According to Esri, American consumers, on average, spend close to $431 every month on groceries which equates to an annual grocery bill of $5,174. This number can vary greatly depending on the mouths you have to feed, what you intend to buy and the grocery store you want to buy it from.
Imagine picking up a box of some delicious blueberries only to find that the store is charging an arm and a leg for it. Even worse, how embarrassing must it be to reach the checkout counter only to find your debit card has been declined because the bill exceeds the funds in your bank account? We shudder at the mere thought of such a prospect.
Regardless of your shopping preferences and location, there are several hacks you can try to save some cash with the next time you decide to buy your weekly or monthly groceries. From using coupons strategically to going with the right payment method, here are a few tricks that will slash your grocery bill significantly.
Slow and Steady Wins the Race
While we have all seen consumers spending countless hours in the produce section groping different fruit and vegetable items to find something that is perfectly ripe, it might not hurt to try a different approach next time around. If you instead decide to buy underripe fruit, you could greatly increase its life in your refrigerator, meaning you won't have to go to the store as often as you might think while also reducing the amount of rotten food you have to throw out otherwise.

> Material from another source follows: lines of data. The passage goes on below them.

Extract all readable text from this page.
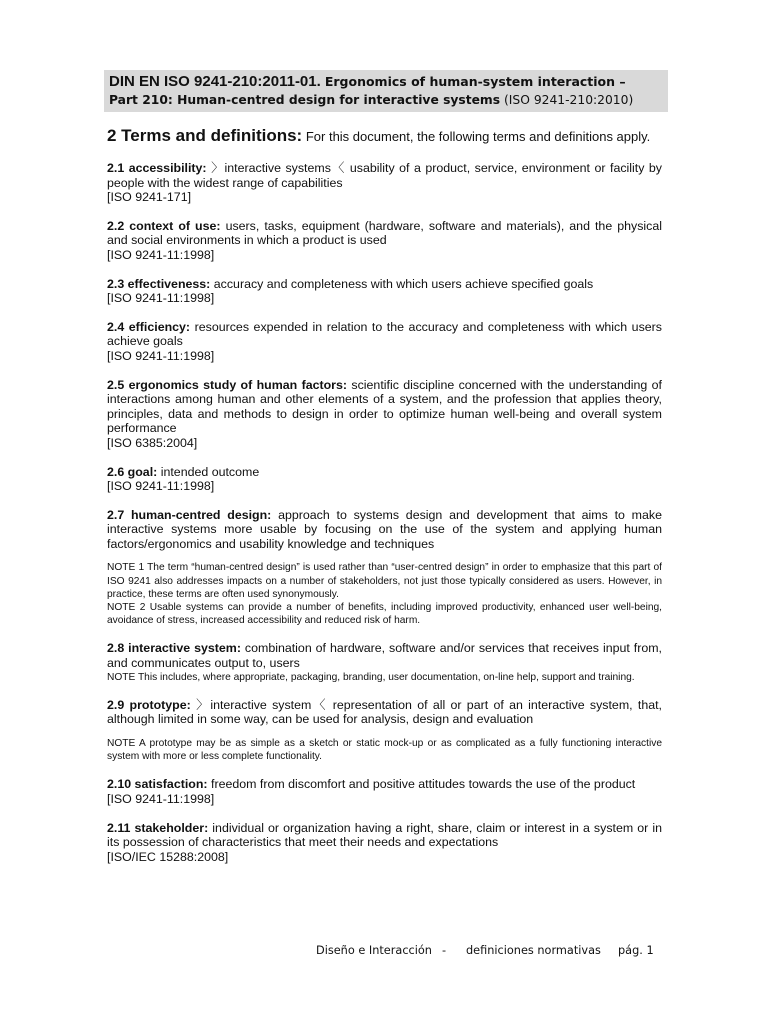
DIN EN ISO 9241-210:2011-01. Ergonomics of human-system interaction –
Part 210: Human-centred design for interactive systems (ISO 9241-210:2010)

2 Terms and definitions: For this document, the following terms and definitions apply.

2.1 accessibility: 〉interactive systems〈 usability of a product, service, environment or facility by people with the widest range of capabilities
[ISO 9241-171]

2.2 context of use: users, tasks, equipment (hardware, software and materials), and the physical and social environments in which a product is used
[ISO 9241-11:1998]

2.3 effectiveness: accuracy and completeness with which users achieve specified goals
[ISO 9241-11:1998]

2.4 efficiency: resources expended in relation to the accuracy and completeness with which users achieve goals
[ISO 9241-11:1998]

2.5 ergonomics study of human factors: scientific discipline concerned with the understanding of interactions among human and other elements of a system, and the profession that applies theory, principles, data and methods to design in order to optimize human well-being and overall system performance
[ISO 6385:2004]

2.6 goal: intended outcome
[ISO 9241-11:1998]

2.7 human-centred design: approach to systems design and development that aims to make interactive systems more usable by focusing on the use of the system and applying human factors/ergonomics and usability knowledge and techniques

NOTE 1 The term “human-centred design” is used rather than “user-centred design” in order to emphasize that this part of ISO 9241 also addresses impacts on a number of stakeholders, not just those typically considered as users. However, in practice, these terms are often used synonymously.

NOTE 2 Usable systems can provide a number of benefits, including improved productivity, enhanced user well-being, avoidance of stress, increased accessibility and reduced risk of harm.

2.8 interactive system: combination of hardware, software and/or services that receives input from, and communicates output to, users
NOTE This includes, where appropriate, packaging, branding, user documentation, on-line help, support and training.

2.9 prototype: 〉interactive system〈 representation of all or part of an interactive system, that, although limited in some way, can be used for analysis, design and evaluation

NOTE A prototype may be as simple as a sketch or static mock-up or as complicated as a fully functioning interactive system with more or less complete functionality.

2.10 satisfaction: freedom from discomfort and positive attitudes towards the use of the product
[ISO 9241-11:1998]

2.11 stakeholder: individual or organization having a right, share, claim or interest in a system or in its possession of characteristics that meet their needs and expectations
[ISO/IEC 15288:2008]

Diseño e Interacción - definiciones normativas pág. 1
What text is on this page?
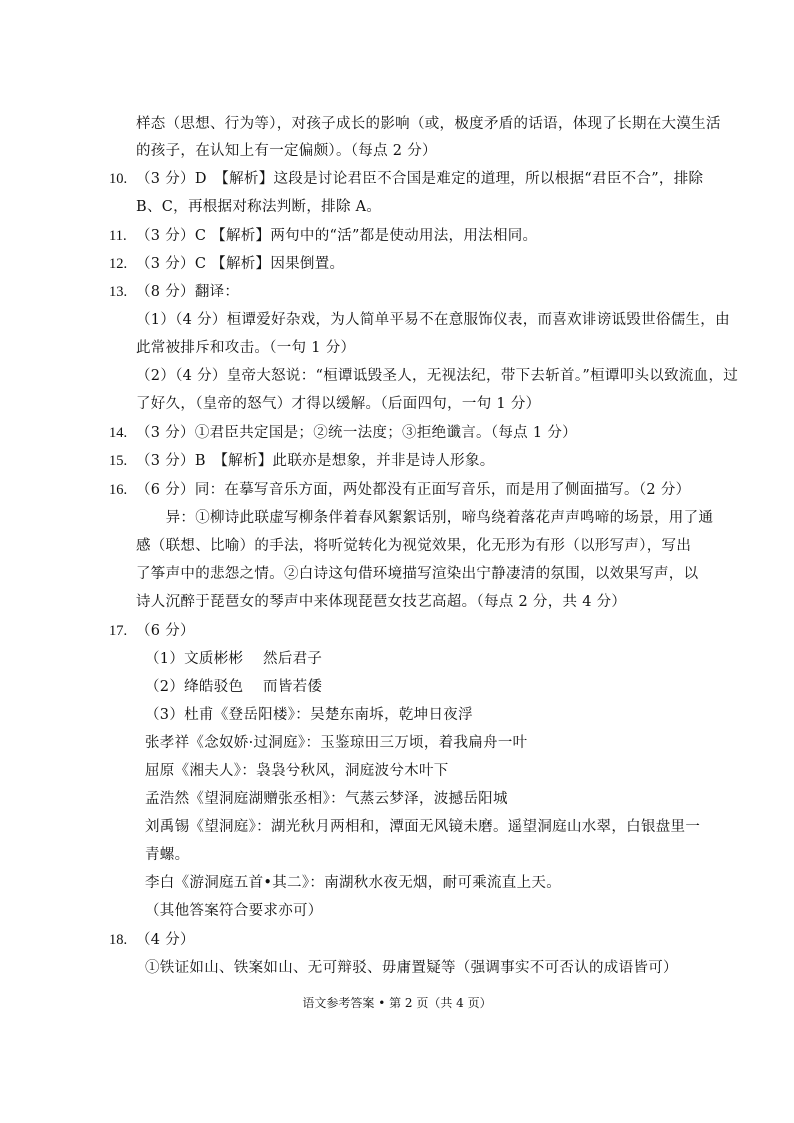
样态（思想、行为等），对孩子成长的影响（或，极度矛盾的话语，体现了长期在大漠生活
的孩子，在认知上有一定偏颇）。（每点 2 分）
10. （3 分）D　【解析】这段是讨论君臣不合国是难定的道理，所以根据“君臣不合”，排除
B、C，再根据对称法判断，排除 A。
11. （3 分）C 【解析】两句中的“活”都是使动用法，用法相同。
12. （3 分）C 【解析】因果倒置。
13. （8 分）翻译：
（1）（4 分）桓谭爱好杂戏，为人简单平易不在意服饰仪表，而喜欢诽谤诋毁世俗儒生，由
此常被排斥和攻击。（一句 1 分）
（2）（4 分）皇帝大怒说：“桓谭诋毁圣人，无视法纪，带下去斩首。”桓谭叩头以致流血，过
了好久，（皇帝的怒气）才得以缓解。（后面四句，一句 1 分）
14. （3 分）①君臣共定国是；②统一法度；③拒绝谶言。（每点 1 分）
15. （3 分）B　【解析】此联亦是想象，并非是诗人形象。
16. （6 分）同：在摹写音乐方面，两处都没有正面写音乐，而是用了侧面描写。（2 分）
　　异：①柳诗此联虚写柳条伴着春风絮絮话别，啼鸟绕着落花声声鸣啼的场景，用了通
感（联想、比喻）的手法，将听觉转化为视觉效果，化无形为有形（以形写声），写出
了筝声中的悲怨之情。②白诗这句借环境描写渲染出宁静凄清的氛围，以效果写声，以
诗人沉醉于琵琶女的琴声中来体现琵琶女技艺高超。（每点 2 分，共 4 分）
17. （6 分）
（1）文质彬彬　 然后君子
（2）绛皓驳色　 而皆若倭
（3）杜甫《登岳阳楼》：吴楚东南坼，乾坤日夜浮
张孝祥《念奴娇·过洞庭》：玉鉴琼田三万顷，着我扁舟一叶
屈原《湘夫人》：袅袅兮秋风，洞庭波兮木叶下
孟浩然《望洞庭湖赠张丞相》：气蒸云梦泽，波撼岳阳城
刘禹锡《望洞庭》：湖光秋月两相和，潭面无风镜未磨。遥望洞庭山水翠，白银盘里一
青螺。
李白《游洞庭五首•其二》：南湖秋水夜无烟，耐可乘流直上天。
（其他答案符合要求亦可）
18. （4 分）
①铁证如山、铁案如山、无可辩驳、毋庸置疑等（强调事实不可否认的成语皆可）
语文参考答案 • 第 2 页（共 4 页）
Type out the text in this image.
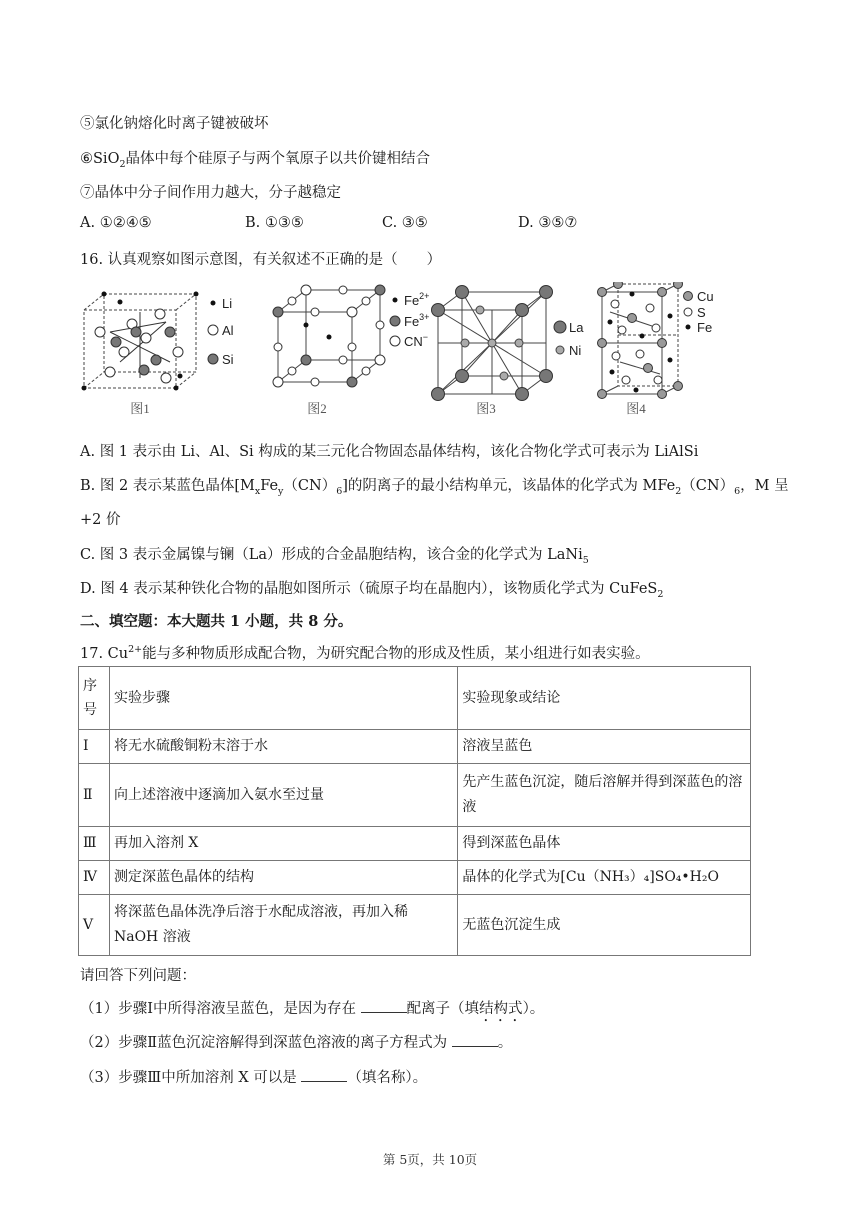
⑤氯化钠熔化时离子键被破坏
⑥SiO$_2$晶体中每个硅原子与两个氧原子以共价键相结合
⑦晶体中分子间作用力越大，分子越稳定
A. ①②④⑤	B. ①③⑤	C. ③⑤	D. ③⑤⑦
16. 认真观察如图示意图，有关叙述不正确的是（　　）
Li
Al
Si
图1
$Fe^{2+}$
$Fe^{3+}$
CN−
图2
La
Ni
图3
Cu
S
Fe
图4
A. 图 1 表示由 Li、Al、Si 构成的某三元化合物固态晶体结构，该化合物化学式可表示为 LiAlSi
B. 图 2 表示某蓝色晶体$[M_xFe_y(CN)_6]$的阴离子的最小结构单元，该晶体的化学式为 $MFe_2(CN)_6$，M 呈
+2 价
C. 图 3 表示金属镍与镧（La）形成的合金晶胞结构，该合金的化学式为 LaNi$_5$
D. 图 4 表示某种铁化合物的晶胞如图所示（硫原子均在晶胞内），该物质化学式为 CuFeS$_2$
二、填空题：本大题共 1 小题，共 8 分。
17. $Cu^{2+}$能与多种物质形成配合物，为研究配合物的形成及性质，某小组进行如表实验。
序
号	实验步骤	实验现象或结论
Ⅰ	将无水硫酸铜粉末溶于水	溶液呈蓝色
Ⅱ	向上述溶液中逐滴加入氨水至过量	先产生蓝色沉淀，随后溶解并得到深蓝色的溶液
Ⅲ	再加入溶剂 X	得到深蓝色晶体
Ⅳ	测定深蓝色晶体的结构	晶体的化学式为[Cu（NH₃）₄]SO₄•H₂O
Ⅴ	将深蓝色晶体洗净后溶于水配成溶液，再加入稀 NaOH 溶液	无蓝色沉淀生成
请回答下列问题：
（1）步骤Ⅰ中所得溶液呈蓝色，是因为存在	配离子（填结构式）。
（2）步骤Ⅱ蓝色沉淀溶解得到深蓝色溶液的离子方程式为	。
（3）步骤Ⅲ中所加溶剂 X 可以是	（填名称）。
第 5页，共 10页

Nowadays, most major grocery stores have a loyalty program wherein they reward returning customers with a points system that can be used for discounts on items purchased. Although most of us decide to skip on getting a free membership card just so we can check out faster, it might be wise to spend a few minutes signing up for the rewards program using a phone number or an email address. It might seem like a chore but trust us, these memberships will result in significant savings in the long run.
Two is Better than One
If you’ve got a roommate in your college dorm or a friend in your neighborhood, it might not be a bad idea to partner up with them the next time you’re on a spending spree at your nearest store. Or better yet, why not even consider going halfsies on items that you don’t consume regularly and end up going bad or getting wasted anyway? This tactic can come in very handy when buying perishable items like fruits, vegetables, etc. This way, you can bulk-buy several different products and enjoy the savings therein while also sharing the bill with your companion.